Master Student, Department of Computer Science, Kazakh British Technical University (KBTU), Kazakhstan, Almaty
COMPARATIVE OVERVIEW OF MACHINE LEARNING MODELS FOR CREDIT SCORING
ABSTRACT
The objective of this paper is to assess the performance of various machine learning algorithms in developing a model for bank credit scoring. Through comparative analysis, the study aims to identify the most effective algorithm for predicting creditworthiness, thereby enhancing the accuracy and reliability of credit risk assessment in banking. The research evaluates models such as Logistic Regression, Decision Trees, Random Forest, XGBoost, and Neural Networks, trained and tested on publicly available credit scoring datasets. Evaluation metrics including AUC-ROC, F1-score, and precision-recall are used to benchmark model performance. The findings reveal that ensemble-based models like XGBoost offer superior predictive accuracy, while traditional models maintain higher interpretability. The study also discusses trade-offs between performance and explainability, highlighting the importance of selecting models based on the specific regulatory and operational needs of financial institutions. This research contributes practical insights into the application of AI in financial decision-making and provides recommendations for the deployment of machine learning in credit scoring systems.
АННОТАЦИЯ
Целью данной работы является оценка эффективности различных алгоритмов машинного обучения при построении модели для кредитного скоринга в банковской сфере. Посредством сравнительного анализа исследование направлено на выявление наиболее результативного алгоритма для прогнозирования кредитоспособности, что способствует повышению точности и надёжности оценки кредитных рисков. В исследовании рассматриваются такие модели, как логистическая регрессия, решающие деревья, случайный лес, XGBoost и нейронные сети, обученные и протестированные на общедоступных датасетах по кредитному скорингу. Для оценки производительности моделей используются метрики AUC-ROC, F1-оценка и точность-вызываемость. Результаты показывают, что ансамблевые модели, такие как XGBoost, обеспечивают наивысшую точность прогнозов, в то время как традиционные модели обладают лучшей интерпретируемостью.
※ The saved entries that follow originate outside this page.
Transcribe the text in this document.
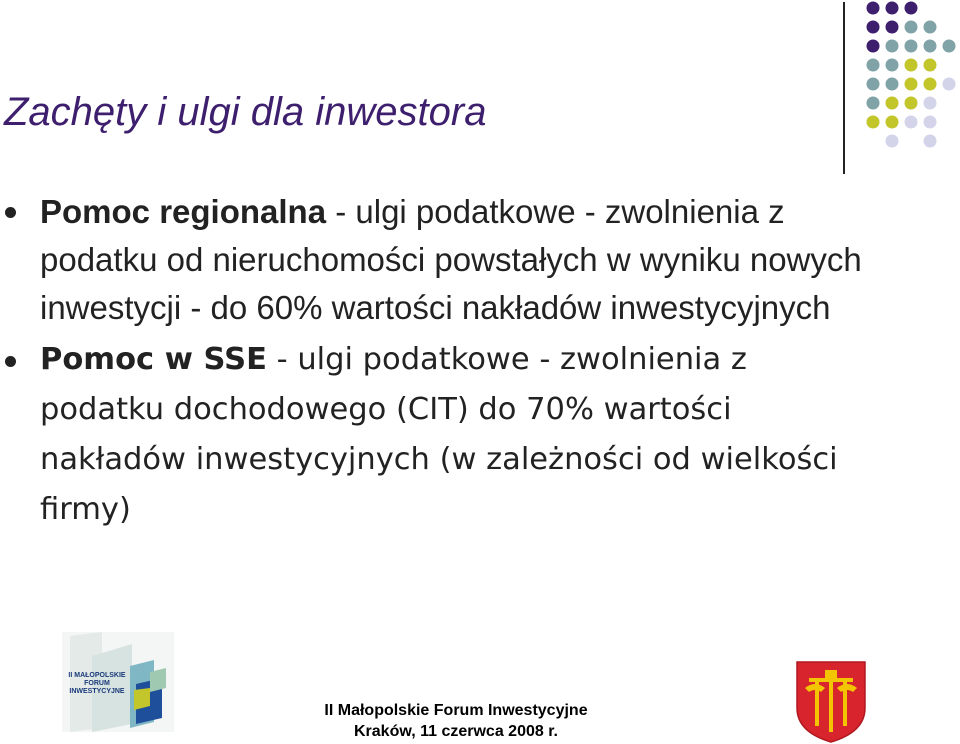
Zachęty i ulgi dla inwestora
Pomoc regionalna - ulgi podatkowe - zwolnienia z podatku od nieruchomości powstałych w wyniku nowych inwestycji - do 60% wartości nakładów inwestycyjnych
Pomoc w SSE - ulgi podatkowe - zwolnienia z podatku dochodowego (CIT) do 70% wartości nakładów inwestycyjnych (w zależności od wielkości firmy)
II MAŁOPOLSKIE
FORUM
INWESTYCYJNE
II Małopolskie Forum Inwestycyjne
Kraków, 11 czerwca 2008 r.
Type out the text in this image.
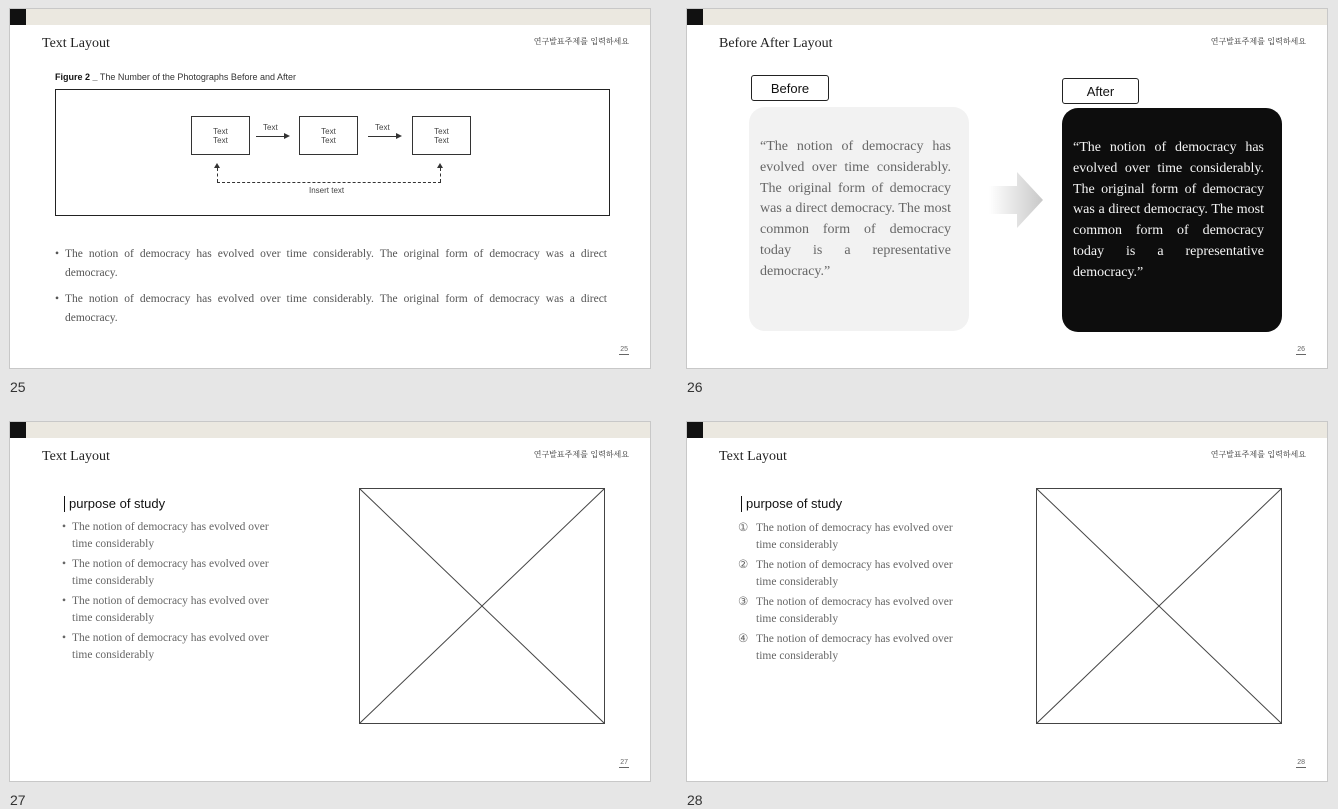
Text Layout	연구발표주제를 입력하세요
Figure 2 _ The Number of the Photographs Before and After
Text
Text
Text	Text
Text
Text	Text
Text
Insert text
• The notion of democracy has evolved over time considerably. The original form of democracy was a direct democracy.
• The notion of democracy has evolved over time considerably. The original form of democracy was a direct democracy.
25
25
Before After Layout	연구발표주제를 입력하세요
Before
“The notion of democracy has evolved over time considerably. The original form of democracy was a direct democracy. The most common form of democracy today is a representative democracy.”
After
“The notion of democracy has evolved over time considerably. The original form of democracy was a direct democracy. The most common form of democracy today is a representative democracy.”
26
26
Text Layout	연구발표주제를 입력하세요
purpose of study
• The notion of democracy has evolved over time considerably
• The notion of democracy has evolved over time considerably
• The notion of democracy has evolved over time considerably
• The notion of democracy has evolved over time considerably
27
27
Text Layout	연구발표주제를 입력하세요
purpose of study
① The notion of democracy has evolved over time considerably
② The notion of democracy has evolved over time considerably
③ The notion of democracy has evolved over time considerably
④ The notion of democracy has evolved over time considerably
28
28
В работе также рассматриваются компромиссы между точностью и объяснимостью, подчёркивая важность выбора модели в зависимости от конкретных регуляторных и операционных требований финансовых организаций. Исследование предоставляет практические рекомендации по внедрению технологий искусственного интеллекта в систему кредитного скоринга и принятия решений в банковской сфере.
Keywords: credit scoring, machine learning, model comparison, predictive analytics, financial technology, explainable AI
Ключевые слова: кредитный скоринг, машинное обучение, сравнение моделей, предиктивная аналитика, финансовые технологии, объяснимый искусственный интеллект
Introduction
In today’s data-centric financial environment, credit scoring serves as a cornerstone for evaluating the creditworthiness of individuals and businesses. For banks and lending institutions, making accurate and reliable decisions regarding loan approvals is crucial, as it directly impacts financial stability and profitability. Traditionally, these decisions relied on expert judgment and simple statistical models, but with the increasing volume and complexity of credit-related data, the adoption of machine learning (ML) techniques has become essential for enhancing predictive accuracy.
The relevance of credit scoring lies in its ability to reduce credit risk and optimize lending operations. However, the choice of a machine learning algorithm for building a credit scoring model is far from trivial. Numerous methods—ranging from Logistic Regression and Decision Trees to more advanced algorithms like Random Forests, XGBoost, and Neural Networks—are widely used. Each model offers a trade-off between performance, interpretability, scalability, and ease of implementation.
The scientific literature offers mixed findings on the superiority of models. As highlighted in [1], while advanced methods such as Artificial Neural Networks (ANNs), Support Vector Machines (SVMs), and Multivariate Adaptive Regression Splines (MARS) show slight gains in accuracy, simpler models like scorecards and decision trees are preferred in industry settings for their interpretability and regulatory compliance. Moreover, deep learning techniques have seen limited application in credit scoring due to concerns about explainability and transparency [2, 3]. Among modern algorithms, XGBoost has shown consistent superiority in classification accuracy and is increasingly favored in performance-critical environments.
Furthermore, ensemble learning approaches, which aggregate predictions from multiple base models, have demonstrated notable improvements in predictive performance [4]. These models use weighted or unweighted voting schemes to arrive at final decisions and often outperform individual algorithms.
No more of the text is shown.